Sentier Household Income Index for February was 96.2
Estimation Methods and The Sentier Household Income Index (HII)
Overview of MethodsOur household income index permits monthly tracking of median annual household income before taxes. The index has been computed monthly beginning in January 2000. The base index value for January 2000 is 100.0. Each month the latest estimate of median household income is adjusted to reflect changes in prices since January 2000 and then seasonally adjusted to account for seasonal variations in the way households report their income in the monthly Current Population Survey (CPS). The median annual household income for each month is divided by the January 2000 median to compute the index.
Data have been compiled from each monthly CPS survey taken since January 2000 (as of February 2015, 182 surveys in total). Each of these surveys collected data for a nationally representative sample of more than 50,000 interviewed households and their members (approximately 130,000 per month). The survey collects the detailed information needed to determine the employment characteristics of all civilians age 16 years old and over and to compute the official unemployment rate. It also collects key demographic and social characteristics for all household members, including children.
Estimates of household income from the survey are based on a single question that asks respondents to report the total income received by the household during the 12-month period prior to the survey month. The definition of income used in the survey includes the following:
- Wages and salary
- Nonfarm self-employment income
- Farm self-employment income
- Social Security and Supplemental Security Income
- Interest, dividends, net rental income, and royalties
- Cash public assistance (federal and state)

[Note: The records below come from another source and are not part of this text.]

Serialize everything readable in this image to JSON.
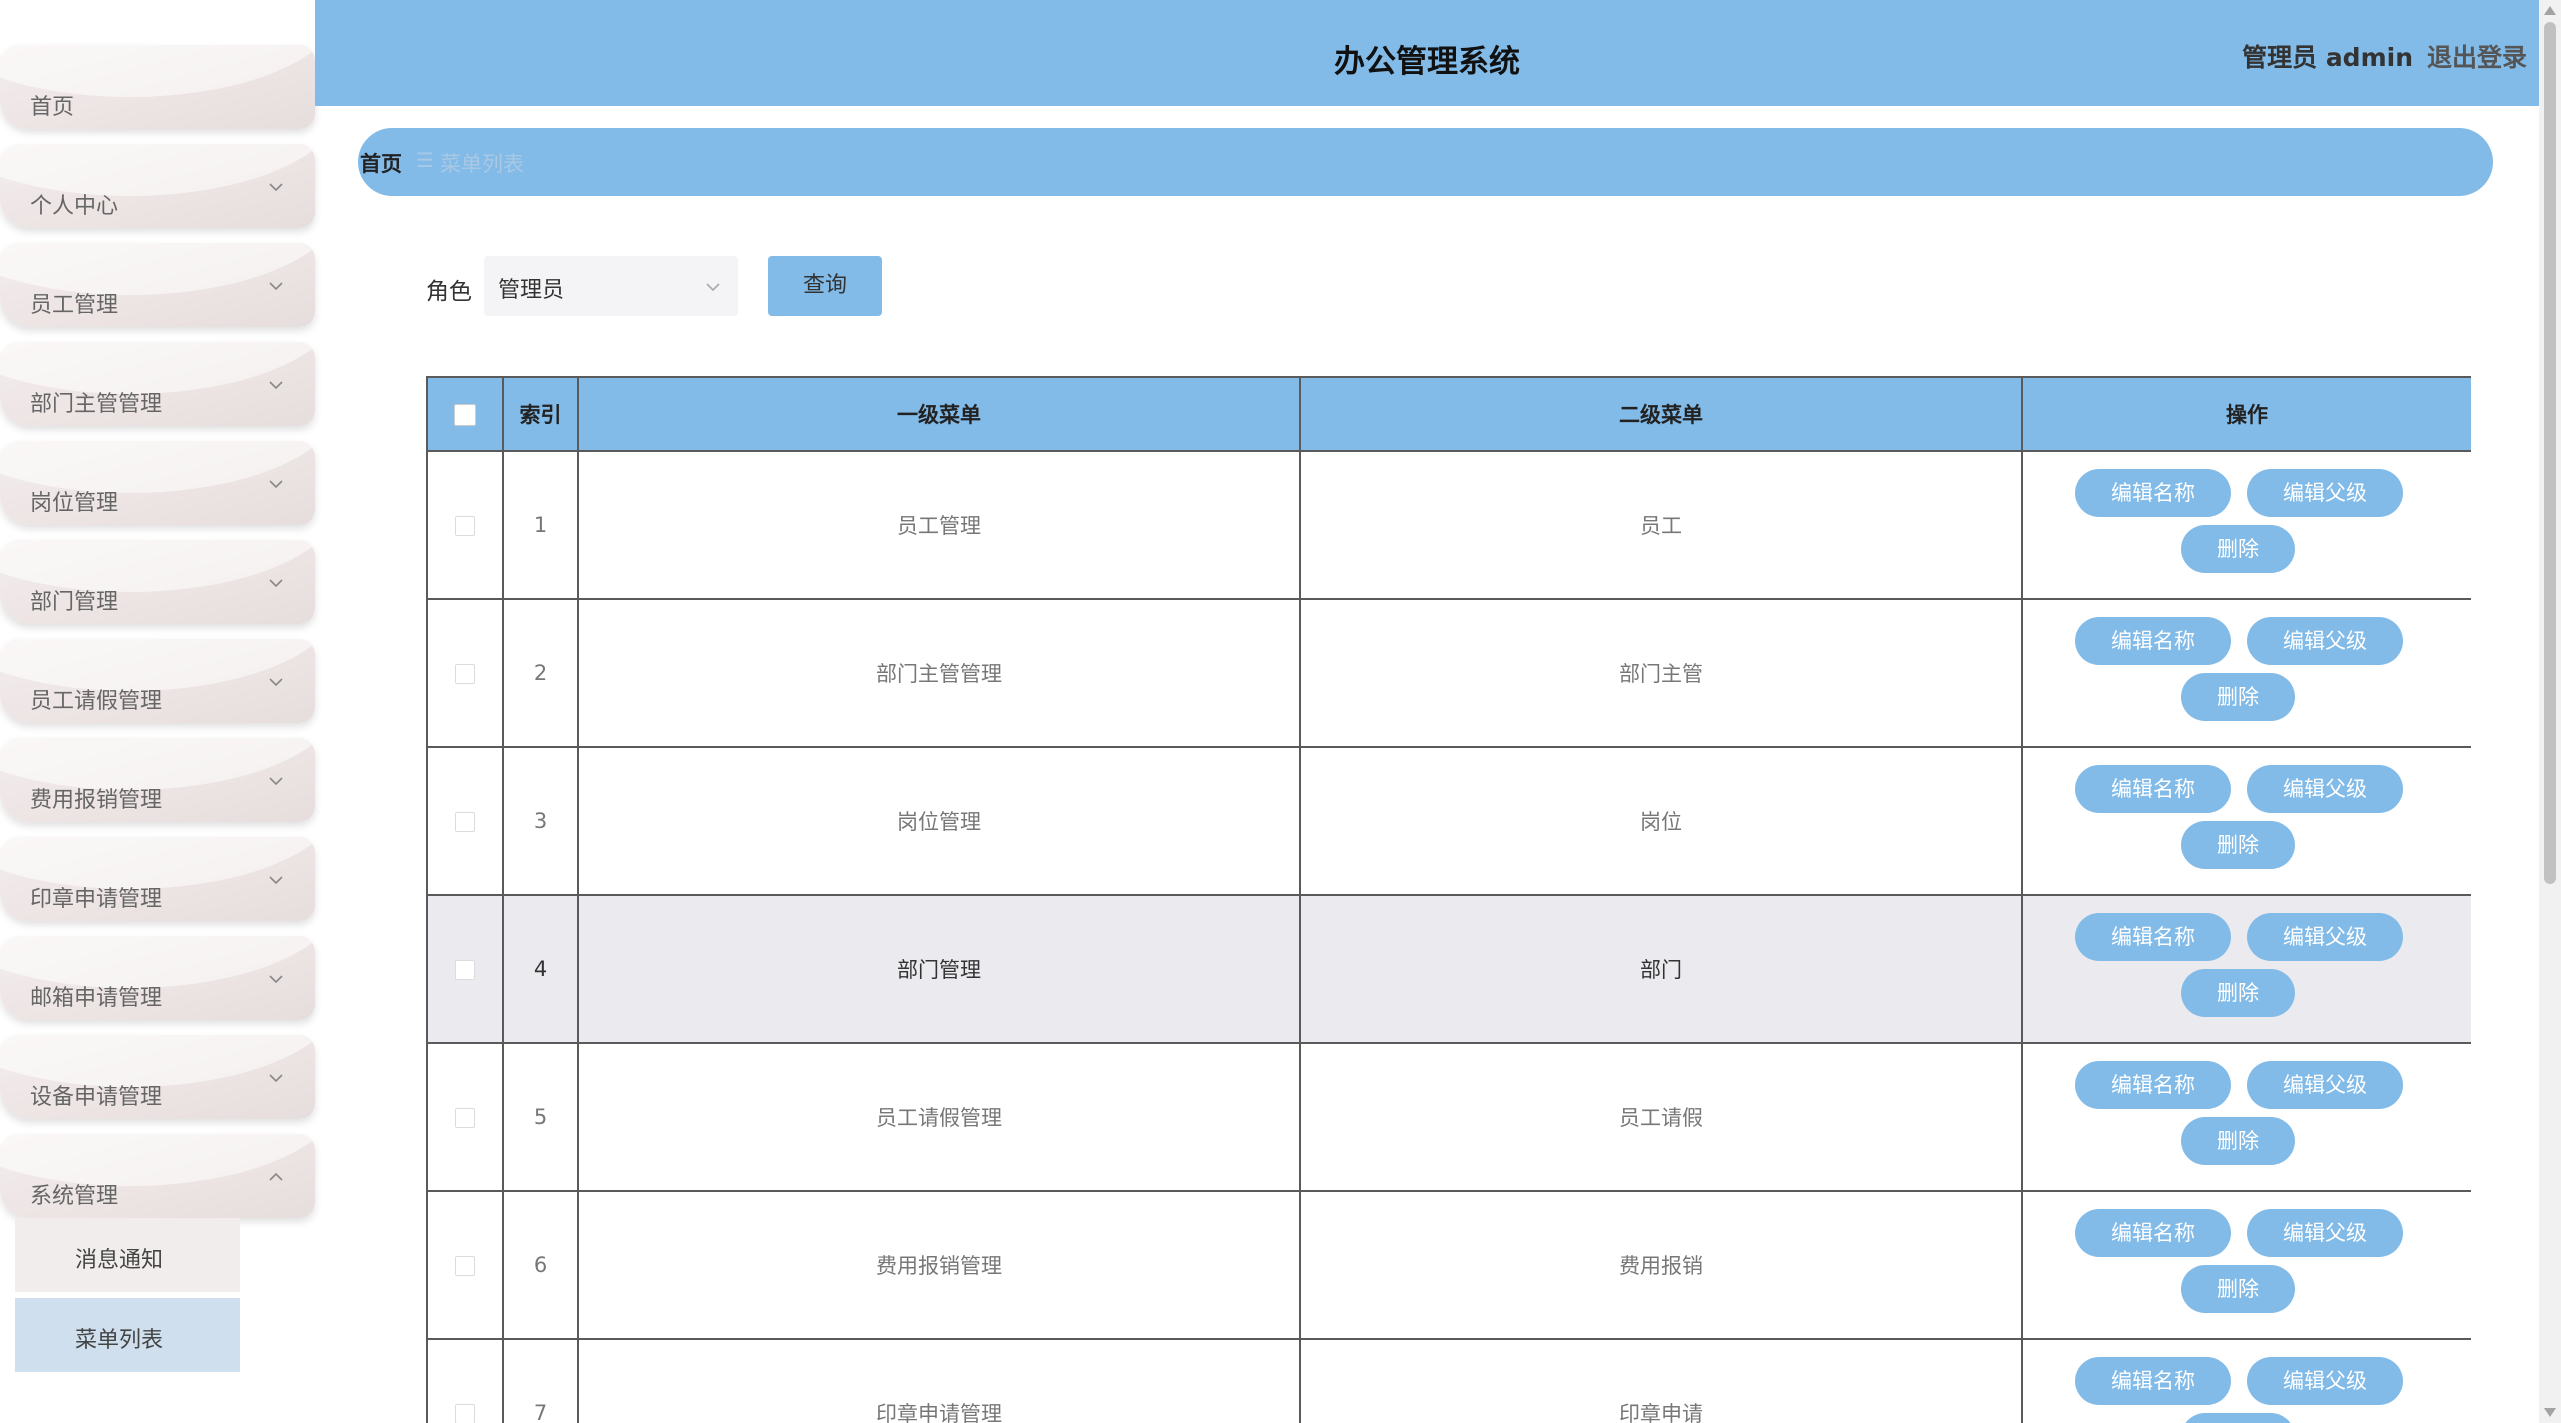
{
  "header": {
    "title": "办公管理系统",
    "user": "管理员 admin",
    "logout": "退出登录"
  },
  "sidebar": {
    "items": [
      {
        "label": "首页"
      },
      {
        "label": "个人中心"
      },
      {
        "label": "员工管理"
      },
      {
        "label": "部门主管管理"
      },
      {
        "label": "岗位管理"
      },
      {
        "label": "部门管理"
      },
      {
        "label": "员工请假管理"
      },
      {
        "label": "费用报销管理"
      },
      {
        "label": "印章申请管理"
      },
      {
        "label": "邮箱申请管理"
      },
      {
        "label": "设备申请管理"
      },
      {
        "label": "系统管理"
      }
    ],
    "submenu": [
      {
        "label": "消息通知"
      },
      {
        "label": "菜单列表"
      }
    ]
  },
  "breadcrumb": {
    "home": "首页",
    "separator": "☰",
    "current": "菜单列表"
  },
  "search": {
    "role_label": "角色",
    "role_value": "管理员",
    "query_button": "查询"
  },
  "table": {
    "headers": [
      "",
      "索引",
      "一级菜单",
      "二级菜单",
      "操作"
    ],
    "rows": [
      {
        "index": "1",
        "menu1": "员工管理",
        "menu2": "员工"
      },
      {
        "index": "2",
        "menu1": "部门主管管理",
        "menu2": "部门主管"
      },
      {
        "index": "3",
        "menu1": "岗位管理",
        "menu2": "岗位"
      },
      {
        "index": "4",
        "menu1": "部门管理",
        "menu2": "部门"
      },
      {
        "index": "5",
        "menu1": "员工请假管理",
        "menu2": "员工请假"
      },
      {
        "index": "6",
        "menu1": "费用报销管理",
        "menu2": "费用报销"
      },
      {
        "index": "7",
        "menu1": "印章申请管理",
        "menu2": "印章申请"
      }
    ],
    "actions": {
      "edit_name": "编辑名称",
      "edit_parent": "编辑父级",
      "delete": "删除"
    }
  },
  "colors": {
    "primary": "#82bbe8",
    "active_submenu": "#cfdfee",
    "row_hover": "#ebebef",
    "submenu_bg": "#f2eded"
  }
}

- Unemployment compensation and workers’ compensation
- Retirement income from pensions, annuities, other retirement plans
- Veterans’ pensions and compensation
- Child support and alimony
- Other cash income excluding capital gains or lump sum, one-time amounts
The household income estimates are based on a composite moving average. Each month 25 percent of the sample households are new while 75 percent were also interviewed in the previous month. As the household income question is asked only for the "new" households each month, statistics derived from the full sample represent a moving average covering the 4-month period prior to the interview month. The household index reflects all sample households. We have determined that estimates based solely on the 25 percent sample entering in a single month exhibit an unacceptable level of sampling variability.The raw data collected for each household member in the survey must be aggregated and summarized at the household level in order to generate the household statistics underlying this analysis. Householders are identified in order to compute statistics that relate to characteristics of the householder. Counts of the number of household members, number of children, and number of earners are computed by examining each household member’s detailed information. Missing responses to the question on household income are imputed using statistical matching techniques in order to adjust for any nonresponse bias. Procedures for imputing missing responses are based on the same methodology used by the U.S. Census Bureau for the CPS Annual Social and Economic (ASEC) Supplement, the source for official estimates of the annual income, poverty, and health insurance coverage. There are some reporting differences when asking for total household income as compared to using the CPS ASEC supplemental questionnaire, which asks a detailed series of questions on the receipt of income during the previous calendar year. We have made adjustments to correct for bias caused by these differences.
The Consumer Price Index (CPI) for all urban consumers is used make adjustment for changes in prices where noted in the tables and text of the report.
The monthly median household incomes are seasonally adjusted before the houseold income index (HII) is computed in order to reduce seasonal differences in reporting of household income. Various factors may contribute to seasonal difference in the way households report their incomes in the CPS. Earlier studies by the Bureau of the Census have shown that reports of household income tend to rise as the survey month approaches the October tax-filing period. This trend, while apparent in surveys of the 1980’s and early 1990’s, is less pronounced in more recent years. Seasonal adjustments are made by the X-12-ARIMA software. This software was developed by the U.S. Census Bureau and is the same software used to create adjustment factors for all monthly employment and unemployment series released by the U.S. Bureau of Labor Statistics.
Quarterly Estimates MethodlogyOur quarterly household income series is based on averages of monthly estimates of the number of households and median household incomes. In calculating the median household incomes for a quarter each monthly median is weighted by the number of households for the month. The estimated margins of error reflect the overlap of the CPS sample across months (sample households are interviewed in four consecutive months before leaving the survey). For any given quarter the household samples from adjoining months (e.g. January and February or February and March) contain about 75-percent of the sample households in common while those separated by a month (e.g. January and March) have about 50- percent of the sample households in common.
The median household income estimate for the same quarter, on year apart (YOY) have also been adjusted for changes in consumer prices. The medians for both quarters are presented in terms of the average of the monthly CPI-U’s for the most recent quarter.